ConclusionPatients who have the CYP2E1 variant genotype or Null GSTT1 have a four-fold greater risk of having DILI during anti-TB treatment. Those who have both the CYP2E1 variant genotype and Null GSTT1, have no increased risk of having liver injury compared to the individuals who have only one of these genotypes. More studies with larger sample sizes should be conducted for a better understanding of the role of these genetic factors in the association with the occurrence of DILI during treatment of TB.
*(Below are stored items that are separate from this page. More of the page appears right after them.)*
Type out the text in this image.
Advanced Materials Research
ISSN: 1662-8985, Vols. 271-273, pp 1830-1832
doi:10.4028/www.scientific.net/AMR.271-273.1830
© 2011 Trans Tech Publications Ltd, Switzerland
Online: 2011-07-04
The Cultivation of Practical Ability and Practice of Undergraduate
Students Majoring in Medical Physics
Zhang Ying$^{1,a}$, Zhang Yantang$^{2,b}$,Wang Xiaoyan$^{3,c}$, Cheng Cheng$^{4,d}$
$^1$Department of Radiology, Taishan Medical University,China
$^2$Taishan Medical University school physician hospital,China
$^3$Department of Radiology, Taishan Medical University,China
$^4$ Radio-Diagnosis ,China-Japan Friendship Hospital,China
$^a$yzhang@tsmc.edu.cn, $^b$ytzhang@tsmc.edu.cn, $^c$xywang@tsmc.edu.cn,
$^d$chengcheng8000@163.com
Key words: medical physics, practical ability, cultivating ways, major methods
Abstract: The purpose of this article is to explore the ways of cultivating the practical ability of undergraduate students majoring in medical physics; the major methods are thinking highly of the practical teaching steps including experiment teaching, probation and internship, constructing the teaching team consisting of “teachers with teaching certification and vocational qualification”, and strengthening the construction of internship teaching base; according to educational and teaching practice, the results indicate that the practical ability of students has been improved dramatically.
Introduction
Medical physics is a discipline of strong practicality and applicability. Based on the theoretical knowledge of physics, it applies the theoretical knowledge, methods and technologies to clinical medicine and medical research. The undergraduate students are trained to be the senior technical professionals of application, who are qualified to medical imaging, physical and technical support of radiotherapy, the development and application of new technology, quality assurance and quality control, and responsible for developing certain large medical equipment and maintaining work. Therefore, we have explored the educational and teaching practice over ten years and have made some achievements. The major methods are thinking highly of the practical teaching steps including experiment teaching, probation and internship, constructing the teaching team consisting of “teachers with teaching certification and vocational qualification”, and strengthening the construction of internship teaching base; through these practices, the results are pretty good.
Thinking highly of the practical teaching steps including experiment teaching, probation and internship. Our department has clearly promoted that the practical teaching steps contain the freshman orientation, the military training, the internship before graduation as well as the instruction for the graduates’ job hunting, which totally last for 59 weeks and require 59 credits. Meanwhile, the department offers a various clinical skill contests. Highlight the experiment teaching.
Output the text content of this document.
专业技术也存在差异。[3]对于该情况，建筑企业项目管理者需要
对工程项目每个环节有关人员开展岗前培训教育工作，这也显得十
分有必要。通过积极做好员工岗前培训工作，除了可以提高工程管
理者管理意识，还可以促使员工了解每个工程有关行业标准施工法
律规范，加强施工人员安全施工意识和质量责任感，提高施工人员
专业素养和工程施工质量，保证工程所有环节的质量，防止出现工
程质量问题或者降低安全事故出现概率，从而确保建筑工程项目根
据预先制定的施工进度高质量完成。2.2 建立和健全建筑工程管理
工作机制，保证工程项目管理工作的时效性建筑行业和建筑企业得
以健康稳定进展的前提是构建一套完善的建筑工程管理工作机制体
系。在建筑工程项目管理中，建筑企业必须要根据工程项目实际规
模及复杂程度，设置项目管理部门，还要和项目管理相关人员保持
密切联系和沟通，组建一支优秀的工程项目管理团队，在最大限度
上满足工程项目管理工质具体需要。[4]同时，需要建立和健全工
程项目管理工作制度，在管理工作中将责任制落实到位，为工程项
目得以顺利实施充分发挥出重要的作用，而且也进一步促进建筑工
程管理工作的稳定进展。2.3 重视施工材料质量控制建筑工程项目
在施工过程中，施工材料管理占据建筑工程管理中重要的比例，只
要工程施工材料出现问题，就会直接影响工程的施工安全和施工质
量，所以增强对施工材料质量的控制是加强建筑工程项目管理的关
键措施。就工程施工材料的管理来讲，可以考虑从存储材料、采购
The authors thank the colleagues who contributed to the enrichment of this study: the teams of the Laboratory for Clinical Analyses of the Faculty of Pharmacy, of the Laboratory of Microbiological Quality Control of Drugs/Medicines, Food and Cosmetics and of the Laboratory of Molecular Virology, all of the Universidade Federal do Rio de Janeiro. Acknowledgments are extended to the financial support of Fundação Carlos Chagas Filho de Amparo à Pesquisa do Estado do Rio de Janeiro (FAPERJ) [Foundation for Research Support of the State of Rio de Janeiro], without which the development of this work would not have been possible.